The implementation of the function all use a shared buffer to hold the generated string. This is done to reduce the memory overhead of embedding static buffers. Note this is not thread safe! In a coming release the functions will be able to pass a buffer to them to become more thread safe.

The size of this shared buffer is default 66 to be able to print a 64 bit integer in base 2. To save memory one can change this buffer size in the code or compile time by changing PRINTBUFFERSIZE. Be aware that sci() and eng() use the same buffer. These need about 10 bytes plus one bytes for every decimal used. So for floats one need 15-20 bytes max, for doubles one need up to 30 bytes max. In practice a size of 22 will work for most applications.

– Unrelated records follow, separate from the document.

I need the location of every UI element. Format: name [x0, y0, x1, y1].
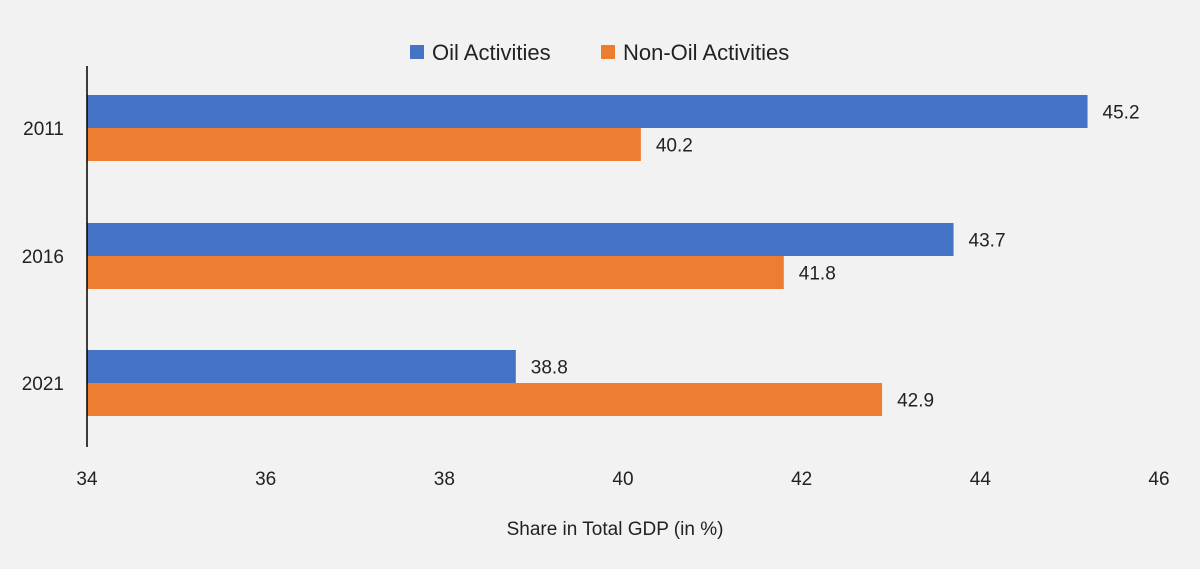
data-label-oil-activities-2016: 43.7	[969, 231, 1006, 252]
x-tick-label-42: 42	[791, 469, 812, 490]
y-tick-label-2021: 2021	[22, 374, 64, 395]
x-tick-label-34: 34	[76, 469, 98, 490]
y-tick-label-2016: 2016	[22, 247, 64, 268]
legend-label-non-oil-activities: Non-Oil Activities	[623, 40, 789, 65]
data-labels: 45.2 43.7 38.8 40.2 41.8 42.9	[531, 103, 1140, 412]
x-tick-label-38: 38	[434, 469, 455, 490]
x-tick-label-46: 46	[1148, 469, 1169, 490]
x-axis-ticks: 34 36 38 40 42 44 46	[76, 469, 1169, 490]
data-label-non-oil-activities-2011: 40.2	[656, 136, 693, 157]
legend-label-oil-activities: Oil Activities	[432, 40, 551, 65]
x-tick-label-44: 44	[970, 469, 992, 490]
data-label-oil-activities-2021: 38.8	[531, 358, 568, 379]
y-axis-ticks: 2011 2016 2021	[22, 119, 64, 395]
data-label-non-oil-activities-2021: 42.9	[897, 391, 934, 412]
bar-oil-activities-2016	[87, 223, 954, 256]
legend-swatch-oil-activities	[410, 45, 424, 59]
bars	[87, 95, 1088, 416]
bar-non-oil-activities-2011	[87, 128, 641, 161]
legend-swatch-non-oil-activities	[601, 45, 615, 59]
data-label-oil-activities-2011: 45.2	[1103, 103, 1140, 124]
y-tick-label-2011: 2011	[23, 119, 64, 140]
bar-non-oil-activities-2021	[87, 383, 883, 416]
data-label-non-oil-activities-2016: 41.8	[799, 264, 836, 285]
x-tick-label-36: 36	[255, 469, 276, 490]
legend: Oil Activities Non-Oil Activities	[410, 40, 789, 65]
bar-oil-activities-2011	[87, 95, 1088, 128]
bar-non-oil-activities-2016	[87, 256, 784, 289]
bar-oil-activities-2021	[87, 350, 516, 383]
x-tick-label-40: 40	[612, 469, 633, 490]
x-axis-title: Share in Total GDP (in %)	[507, 519, 724, 540]
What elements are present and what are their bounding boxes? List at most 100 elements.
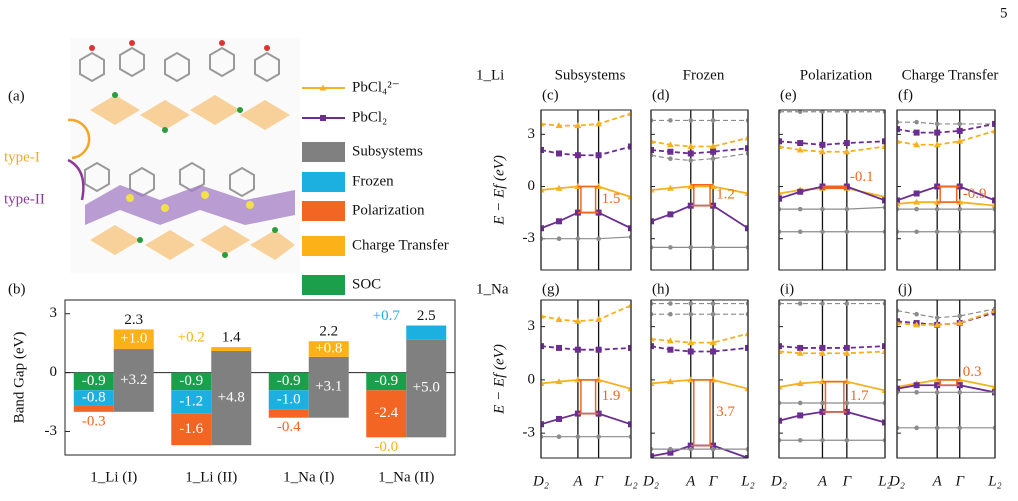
marker (668, 156, 673, 161)
bar-segment (308, 341, 349, 357)
band-line (541, 345, 631, 351)
marker (992, 197, 995, 204)
marker (688, 158, 694, 163)
band-line (651, 332, 748, 344)
marker (881, 387, 885, 394)
marker (882, 400, 885, 406)
marker (541, 236, 544, 241)
marker (666, 378, 674, 385)
marker (651, 186, 655, 193)
marker (914, 390, 919, 395)
marker (819, 141, 826, 148)
marker (797, 412, 804, 419)
marker (897, 197, 900, 204)
marker (914, 311, 919, 317)
marker (556, 344, 562, 351)
x-tick-label: D₂ (532, 473, 549, 489)
bar-segment (113, 349, 154, 412)
plot-frame (896, 299, 996, 459)
marker (556, 236, 562, 241)
marker (779, 437, 782, 443)
value-label: +3.1 (315, 379, 342, 395)
marker (881, 143, 885, 150)
y-tick-label: -3 (523, 425, 536, 441)
x-tick-label: L₂ (623, 473, 638, 489)
marker (820, 400, 825, 406)
bar-segment (171, 413, 212, 446)
marker (843, 140, 850, 147)
marker (957, 425, 963, 431)
value-label: -1.0 (277, 392, 301, 408)
type-i-arrow (67, 118, 91, 160)
marker (779, 229, 782, 235)
marker (744, 189, 748, 196)
marker (688, 245, 694, 250)
marker (666, 184, 674, 191)
marker (796, 349, 804, 356)
marker (797, 437, 803, 443)
panel-label: (i) (780, 281, 794, 297)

PRINTBUFFERSIZE	BASE SUPPORTED	nr. decimals	Notes
66	02 - 36	0 - 50	(default)
34	04 - 36	0 - 20
24	08 - 36	0 - 14
22	10 - 36	0 - 12
18	16 - 36	0 - 07

When functions are added, the recommended minimum size might increase.

Operation

See examples.

Future

must

• check TODO's in the code

should

• Add distant print helpers.
  • feet(float cm) as 3'2" or 3-7/8 feet
  • inch(float cm) as 3'2" or 3-7/8 feet
  • yards(), miles()

could

• Investigate the precision of sci() and eng().
• Investigate performance of sci() and eng().
• Investigate performance (local variables instead of modifying parameters)
• Investigate thread safe version
  • pass char buffer as parameter (breaking)
• improve readability of the code
• investigate separators in bin() and hex()
• investigate sci() version based upon use of log()
  • performance
  • accuracy

wont

• add float() as Arduino limits floats to "MAXLONG" by code.
  • use dtostrf() - is that portable
  • use sci() or eng()
• add base(value, digits, base) for any base > 1.
  • only upon request.